A law professor, Mr. Cotler is an elder statesmen and voice of conscience in the Liberal Party who has drawn acclaim for his work as counsel to prisoners of conscience worldwide, from South Africa's Nelson Mandela to Soviet-era dissident Natan Sharansky.

Meanwhile, at least one Western country – Sweden – appears poised to restrict or even end arms sales to Saudi Arabia, a country regularly ranked among "the worst of the worst" on human rights by independent watchdog Freedom House. This comes on the heels of a non-binding resolution by the Dutch parliament last year to end arms exports to Saudi Arabia and censure by the European Parliament over the Saudis' bloody military intervention in Yemen.

As The Globe and Mail reported last week, the Saudis appear to have deployed combat machines made by Terradyne Armored Vehicles, based in Newmarket, Ont., in an escalating and deadly conflict with Shia militants in the Mideast country's Eastern Province. Military-equipment experts identify the vehicles, which feature armour cladding and weapons turrets, as Terradyne Gurkha RPVs.

After The Globe's report on Friday, Foreign Affairs Minister Chrystia Freeland said she was "deeply concerned" and ordered an investigation into Saudi Arabia's conduct. "If it is found that Canadian exports have been used to commit serious violations of human rights, the minister will take action," her department announced.

Last week marked the first time videos and photos have surfaced allegedly showing the Saudis wielding Canadian-made defence equipment against their own people. The House of Saud's apparent use of Canadian combat machines against its Shia population in eastern Saudi Arabia goes to the very heart of a long-running controversy over whether the Trudeau government is violating Canada's weapons export-control rules. These rules call for restrictions on arms exports to countries with a "persistent record of serious violations of the human rights of their citizens." Shipments are supposed to be blocked if there is a real risk the buyer could turn arms against its own population.

In Sweden, the government is preparing legislation for passage in 2018 that would curb arms sales to autocratic or non-democratic regimes – over the objections of major defence contractors such as Saab Group. The countries most likely to be affected by this include Saudi Arabia. The measure enjoys sizeable support among other Swedish political parties even though Sweden has ranked 12th in the world among arms exporters in recent years – just one spot ahead of Canada.

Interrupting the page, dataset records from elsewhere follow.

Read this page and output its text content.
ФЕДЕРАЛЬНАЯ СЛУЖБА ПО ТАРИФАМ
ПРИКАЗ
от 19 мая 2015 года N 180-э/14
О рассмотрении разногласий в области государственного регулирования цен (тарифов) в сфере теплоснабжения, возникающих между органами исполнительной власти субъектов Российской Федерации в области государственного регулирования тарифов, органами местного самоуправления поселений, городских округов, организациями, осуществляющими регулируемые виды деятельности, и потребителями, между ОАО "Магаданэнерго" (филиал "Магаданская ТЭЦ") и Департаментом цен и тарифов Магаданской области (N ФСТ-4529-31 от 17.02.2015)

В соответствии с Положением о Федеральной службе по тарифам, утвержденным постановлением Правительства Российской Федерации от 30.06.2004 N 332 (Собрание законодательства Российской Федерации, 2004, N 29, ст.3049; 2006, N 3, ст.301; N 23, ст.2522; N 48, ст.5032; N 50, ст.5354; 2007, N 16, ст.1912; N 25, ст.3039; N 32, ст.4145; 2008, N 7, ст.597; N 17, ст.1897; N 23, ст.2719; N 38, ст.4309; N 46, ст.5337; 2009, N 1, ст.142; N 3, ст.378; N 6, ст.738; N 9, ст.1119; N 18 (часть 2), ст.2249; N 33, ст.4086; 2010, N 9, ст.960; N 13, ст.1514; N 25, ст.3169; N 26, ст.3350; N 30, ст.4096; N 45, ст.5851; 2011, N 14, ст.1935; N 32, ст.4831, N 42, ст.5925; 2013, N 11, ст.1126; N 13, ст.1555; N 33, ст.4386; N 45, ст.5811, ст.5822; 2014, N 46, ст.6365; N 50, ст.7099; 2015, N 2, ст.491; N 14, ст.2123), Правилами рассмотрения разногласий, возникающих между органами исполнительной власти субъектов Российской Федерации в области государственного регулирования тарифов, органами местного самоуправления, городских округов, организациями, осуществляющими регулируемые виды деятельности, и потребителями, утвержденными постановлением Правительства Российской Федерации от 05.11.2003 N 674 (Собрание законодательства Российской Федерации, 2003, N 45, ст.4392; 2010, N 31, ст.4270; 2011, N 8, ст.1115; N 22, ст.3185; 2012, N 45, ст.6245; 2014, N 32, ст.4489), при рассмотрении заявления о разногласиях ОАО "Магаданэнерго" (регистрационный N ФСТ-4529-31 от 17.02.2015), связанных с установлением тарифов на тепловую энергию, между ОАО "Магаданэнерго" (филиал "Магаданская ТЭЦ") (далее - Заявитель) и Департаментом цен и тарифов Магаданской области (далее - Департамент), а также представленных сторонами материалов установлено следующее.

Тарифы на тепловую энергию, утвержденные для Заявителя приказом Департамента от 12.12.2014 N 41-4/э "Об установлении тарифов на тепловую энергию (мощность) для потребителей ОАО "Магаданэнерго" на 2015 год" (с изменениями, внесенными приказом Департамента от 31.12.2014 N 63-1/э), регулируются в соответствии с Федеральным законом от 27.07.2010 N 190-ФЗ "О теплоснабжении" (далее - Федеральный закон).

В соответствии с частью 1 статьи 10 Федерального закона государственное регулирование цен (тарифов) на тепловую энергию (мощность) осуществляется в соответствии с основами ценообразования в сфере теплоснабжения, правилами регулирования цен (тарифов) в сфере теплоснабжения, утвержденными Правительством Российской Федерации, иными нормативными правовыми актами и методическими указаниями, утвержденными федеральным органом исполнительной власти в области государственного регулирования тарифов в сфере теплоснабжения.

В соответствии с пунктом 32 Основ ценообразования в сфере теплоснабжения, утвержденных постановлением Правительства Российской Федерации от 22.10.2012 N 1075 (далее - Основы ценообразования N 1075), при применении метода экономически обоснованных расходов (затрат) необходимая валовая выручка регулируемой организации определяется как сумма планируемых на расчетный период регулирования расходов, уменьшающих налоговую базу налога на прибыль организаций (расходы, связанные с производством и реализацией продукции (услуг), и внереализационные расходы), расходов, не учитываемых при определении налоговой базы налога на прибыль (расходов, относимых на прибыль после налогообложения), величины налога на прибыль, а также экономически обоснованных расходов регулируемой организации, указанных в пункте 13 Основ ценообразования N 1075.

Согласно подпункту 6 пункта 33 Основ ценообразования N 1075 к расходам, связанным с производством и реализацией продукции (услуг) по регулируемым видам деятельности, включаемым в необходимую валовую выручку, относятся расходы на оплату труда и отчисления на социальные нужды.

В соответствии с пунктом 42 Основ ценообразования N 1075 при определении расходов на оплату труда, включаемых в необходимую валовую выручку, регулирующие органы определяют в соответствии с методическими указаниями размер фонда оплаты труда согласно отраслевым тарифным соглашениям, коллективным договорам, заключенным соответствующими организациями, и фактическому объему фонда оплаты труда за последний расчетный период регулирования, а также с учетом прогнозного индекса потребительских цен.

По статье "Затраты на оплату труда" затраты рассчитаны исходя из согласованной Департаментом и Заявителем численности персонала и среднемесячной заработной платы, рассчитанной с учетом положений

Pieter Wezeman, a senior researcher at the Stockholm International Peace Research Institute, an independent conflict and armament think tank, said public sentiment has been building against arms sales to Saudi Arabia for years, in part owing to its poor treatment of women – a matter championed by Swedish Foreign Minister Margot Wallstrom.

"It was already clear it would be difficult to allow further arms exports to Saudi Arabia and this criteria will arguably make it more difficult to allow such sales," Mr. Wezeman said. It remains to be seen how such rules are implemented, he added.

In Canada, opposition parties and human-rights groups are urging the Trudeau government to freeze arms exports to Saudi Arabia while it investigates what happened in Eastern Province – including shipments that are part of Canada's $15-billion sale of General Dynamics weaponized armoured vehicles to Riyadh. The former Harper government first struck the deal in 2014; after the Liberals came into power in 2015, then-foreign affairs minister Stéphane Dion signed off on export permits to approve the shipment of the General Dynamics LAVs. Conservative foreign affairs critic Peter Kent has called on the Liberals to terminate export permits if there is "hard evidence" these vehicles are being used against the Shia population.

Mr. Cotler say he will reserve comment on whether to freeze already-signed arms sales to the Saudis until Ms. Freeland finishes her investigation.